Quel che non accettiamo di pagare in Tobin tax paghiamo
volentieri, specie se con un sms firmato, in compassione. Tanto più che per
alcuni di noi (le differenze ci sono anche qui dove le case tengono) di quella
massa di soldi pubblici o pietosi rientrerà una buona parte per ricostruire
alberghi e resort e ristoranti in modo che quelle incantevoli spiagge tornino a
popolarsi di gente contenta di pagare per uno scenario di sogno meno che per un
ombrellone a Rimini. Come e perché costi così poco non ce lo chiediamo, a meno
di essere dei fanatici no-global, e tanto meno lo chiediamo all'indigeno, che
siamo costretti a vedere quando ci serve al bar o rassetta la camera o vende un
ricordino.
E' così. Prima o poi la mano invisibile del mercato farà il
suo lavoro, qualcuno ne uscirà più ricco grazie alla costruzione o alla
prevenzione, mentre le fosse comuni consumeranno in fretta quei corpi disfatti
dal sole prima che li si potesse cercare, anche perché molti di quelli per cui
ognuno di essi aveva un nome sono periti assieme a loro. O periranno nelle
prossime ore, perché là dove manca tutto i disastri naturali hanno code di
epidemie e di morte non meno micidiali.
Il nostro premier e l'establishment tutto (ancorché feriti
e rattristati dal treppiede dell'irato mantovano) si preoccupano assai di essere
elogiati per la generosità dei soccorsi e badano bene che dello tsunami non si
faccia un uso politico. Sulla più pettegola delle nostre gazzette il direttore,
del quale tutti ammirano l'acume, si è rallegrato che stavolta l'effetto serra
non c'entri per niente, perché semmai l'effetto serra ci fosse entrato qualcuno
avrebbe detto: ecco, è colpa degli Stati uniti che non hanno firmato il
protocollo di Kyoto! Il mondo sta diventando così bizzarro che oggi i liberali
parlano degli Usa come neanche Paolo Robotti parlava dell'Unione sovietica.

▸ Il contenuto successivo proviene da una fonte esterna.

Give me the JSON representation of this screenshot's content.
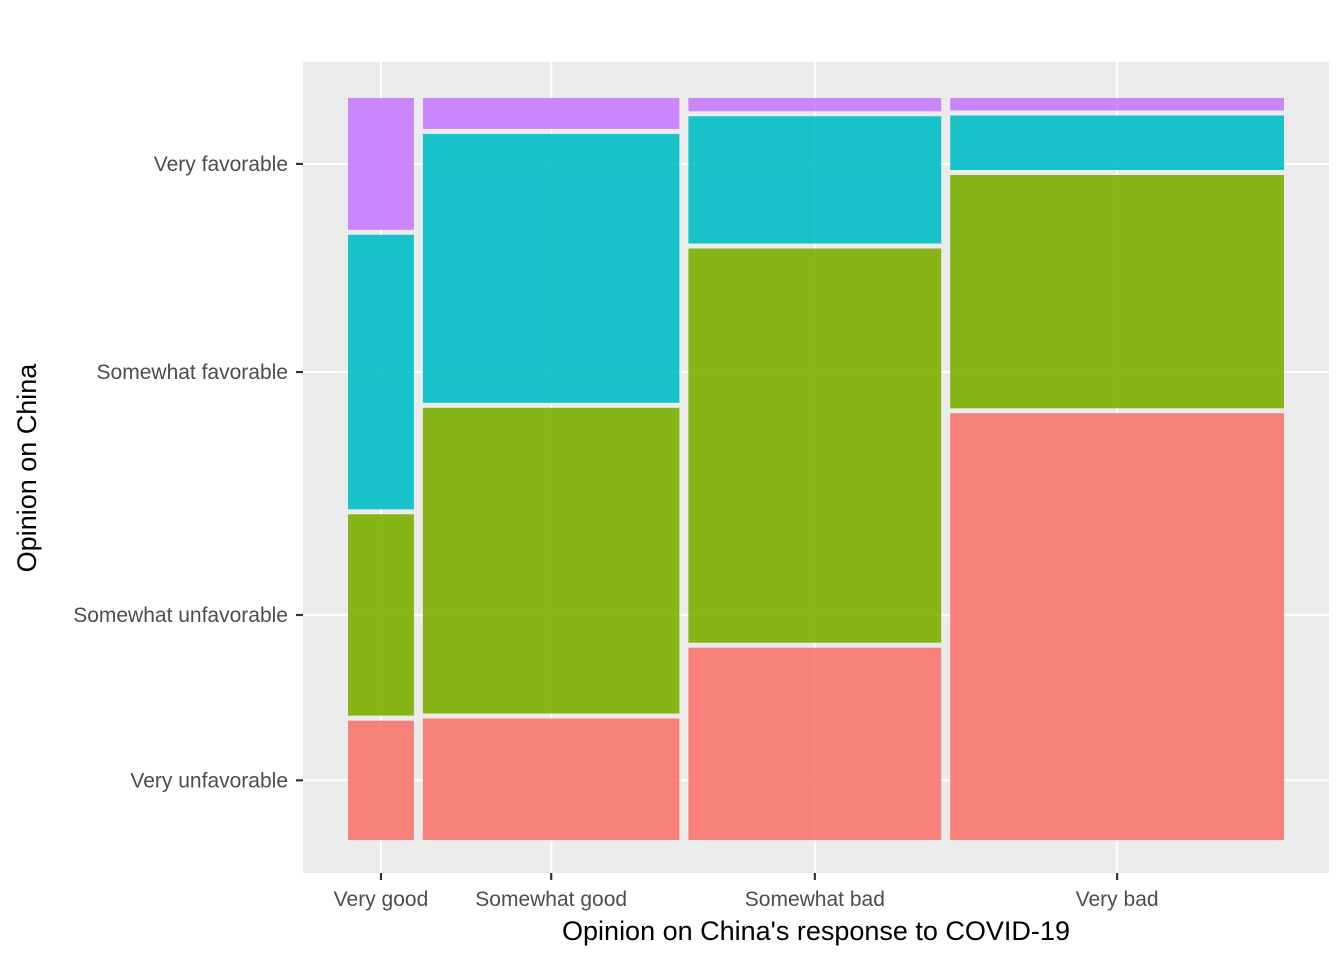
{
  "chart_data": {
    "type": "mosaic",
    "xlabel": "Opinion on China's response to COVID-19",
    "ylabel": "Opinion on China",
    "x_categories": [
      "Very good",
      "Somewhat good",
      "Somewhat bad",
      "Very bad"
    ],
    "x_widths": [
      0.0716,
      0.2785,
      0.2745,
      0.3624
    ],
    "y_categories": [
      "Very unfavorable",
      "Somewhat unfavorable",
      "Somewhat favorable",
      "Very favorable"
    ],
    "y_proportions": {
      "Very good": [
        0.163,
        0.275,
        0.375,
        0.18
      ],
      "Somewhat good": [
        0.165,
        0.415,
        0.365,
        0.042
      ],
      "Somewhat bad": [
        0.26,
        0.533,
        0.172,
        0.018
      ],
      "Very bad": [
        0.58,
        0.317,
        0.074,
        0.017
      ]
    },
    "colors": {
      "Very unfavorable": "#F8766D",
      "Somewhat unfavorable": "#7CAE00",
      "Somewhat favorable": "#00BFC4",
      "Very favorable": "#C77CFF"
    },
    "panel_background": "#EBEBEB",
    "grid": true,
    "legend": "none"
  }
}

Tranquilli, con il disastro del 26 dicembre George Bush non c'entra niente. Con
quello che c'era prima e ci sarà dopo in quel lembo di crosta terrestre c'entra
invece molto. Ma non lui solo. C'entra molto il sistema in cui tutti stiamo, e
dà soltanto fastidio chi alza un dito per sussurrare: un momento, qualcosa non
va. Per lo più si fa come quei vacanzieri che, trovandosi in un atollo poco
distante risparmiato dall'onda, se ne sono stati zitti zitti quatti quatti per
non interrompere il meritato riposo. Perché avrebbero dovuto precipitarsi via?
Che cosa potrebbero fare per i morti poco più in là? Niente. Fugit hora e
a meno di essere malati di ideologia, il mondo come va ce lo teniamo.